Le reste de la phrase elle le balbutia d’un ton si peu distinct que Brenda ne put l’entendre ; en même temps elle essuyait les taches de sang de ses pieds. Brenda, qui restait encore à la regarder à quelque distance, chercha en vain à prendre un ton qui pût rétablir la concorde et la confiance entre elles.

« Vous aviez raison, Minna, dit-elle, de ne pas vouloir qu’on pansât une si légère égratignure… de ma place elle est à peine visible. — Les plus cruelles blessures, répondit Minna, sont celles qui ne paraissent pas en dehors… Êtes-vous sûre de l’apercevoir ? — Oh ! oui, » répliqua Brenda, tâchant de tourner sa réponse de façon à ce qu’elle fût aussi agréable que possible à sa sœur ; « j’aperçois une toute petite égratignure ; mais à présent que vous tirez votre bas, je ne peux rien apercevoir. — À coup sûr, vous n’apercevez rien, » reprit Minna brusquement ; « mais le temps viendra bientôt où tout… oui, tout sera vu et connu. »
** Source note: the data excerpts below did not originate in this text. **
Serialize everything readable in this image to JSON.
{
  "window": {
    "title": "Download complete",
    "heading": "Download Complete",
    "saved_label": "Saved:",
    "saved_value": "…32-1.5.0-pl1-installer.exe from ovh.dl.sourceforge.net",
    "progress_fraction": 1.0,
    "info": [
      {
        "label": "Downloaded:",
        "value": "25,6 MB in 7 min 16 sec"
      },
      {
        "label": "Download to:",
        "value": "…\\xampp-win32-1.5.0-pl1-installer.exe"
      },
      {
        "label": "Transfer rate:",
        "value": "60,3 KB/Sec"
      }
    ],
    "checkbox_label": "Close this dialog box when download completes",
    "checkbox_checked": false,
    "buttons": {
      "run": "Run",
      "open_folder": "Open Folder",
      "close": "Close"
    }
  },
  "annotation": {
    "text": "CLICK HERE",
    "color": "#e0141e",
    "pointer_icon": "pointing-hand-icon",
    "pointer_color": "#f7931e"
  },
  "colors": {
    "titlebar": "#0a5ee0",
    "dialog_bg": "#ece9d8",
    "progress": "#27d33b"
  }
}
En parlant ainsi, elle se hâta d’achever sa toilette, et se rendit à la salle où l’on déjeunait : elle prit sa place habituelle parmi les convives, mais son visage était si pâle et si hagard, ses manières et ses discours si changés et si bizarres, qu’elle excita l’attention de toute la compagnie, et la plus vive inquiétude de la part de son père Magnus Troil. Nombreuses et variées étaient les conjectures des hôtes touchant un dérangement qui semblait plutôt moral que physique : les uns murmuraient qu’elle avait été regardée par un mauvais œil, et chuchotaient quelque chose sur Norna de Fitful-Head ; les autres parlaient du départ du capitaine Cleveland, et murmuraient « que c’était une honte pour une jeune demoiselle de tant regretter un vagabond que personne ne connaissait ; » cette épithète de mépris fut particulièrement donnée au capitaine par mistress Baby Yellowley, tandis qu’elle s’occupait à attacher autour de son vieux cou hâlé la belle pelisse, ainsi qu’elle l’appelait, dont ledit capitaine lui avait fait cadeau. L’antique lady Glowrowrum avait trouvé une autre explication de sa façon, qu’elle communiqua à mistress Yellowley, après avoir remercié Dieu que sa parenté à la famille de Burgh-Westra n’existât que par la mère des deux sœurs, qui était une digne Écossaise comme elle-même.

« Car, vous voyez, dame Yellowley, ces Troil, si haut qu’ils lèvent la tête, » dit-elle en clignant d’un œil avec mystère, « personne n’ignore qu’il y a une guêpe sous leur bonnet ;… cette Norna, comme ils l’appellent, car elle ne porte pas son vrai nom, est quelquefois loin d’avoir l’esprit sain… et ceux qui en savent la cause disent que le fowd, d’une manière ou d’autre, n’y est pas entièrement étranger, car il ne souffrira jamais qu’on parle mal d’elle. Mais j’étais alors en Écosse, autrement je saurais pourquoi, tout comme les autres. En tout cas, il y a une goutte de folie dans leur sang. Vous savez bien que les fous n’aiment pas la contradiction ; c’est précisément l’histoire du fowd… il n’y a personne dans les îles Shetland qui souffre aussi peu qu’on le contredise. Mais il ne sera jamais dit que j’aie mal parlé d’une famille à laquelle je touche de si près. Seulement, vous n’oublierez pas, madame, que c’est par les Sinclair que nous sommes alliés, non par les Troil… et les Sinclair ont toujours et partout joui d’une haute réputation de sagesse, madame. Mais voici qu’on verse à la ronde le coup de l’étrier. — J’admire vraiment, » dit mistress Baby à son frère, aussitôt que lady Glowrowrum eut tourné la tête, « que cette vieille femme m’ose toujours dire madame, madame, et puis encore madame. Elle devrait savoir que le sang des Clinkscale est aussi bon que celui de tous les Glowrowrum. »

Cependant les hôtes se hâtaient de partir, à peine remarqués par Magnus qui était tellement occupé de l’indisposition de Minna, que contre son usage hospitalier il les laissait se retirer sans leur dire adieu. Ainsi se termina, au milieu de l’inquiétude et du tourment, la fête de Saint-Jean qui fut célébrée à Burgh-Westra ; exemple qui prouve encore, outre ce qu’en pensait le roi d’Éthiopie, avec combien peu de certitude l’homme peut compter sur les jours qu’il destine au bonheur.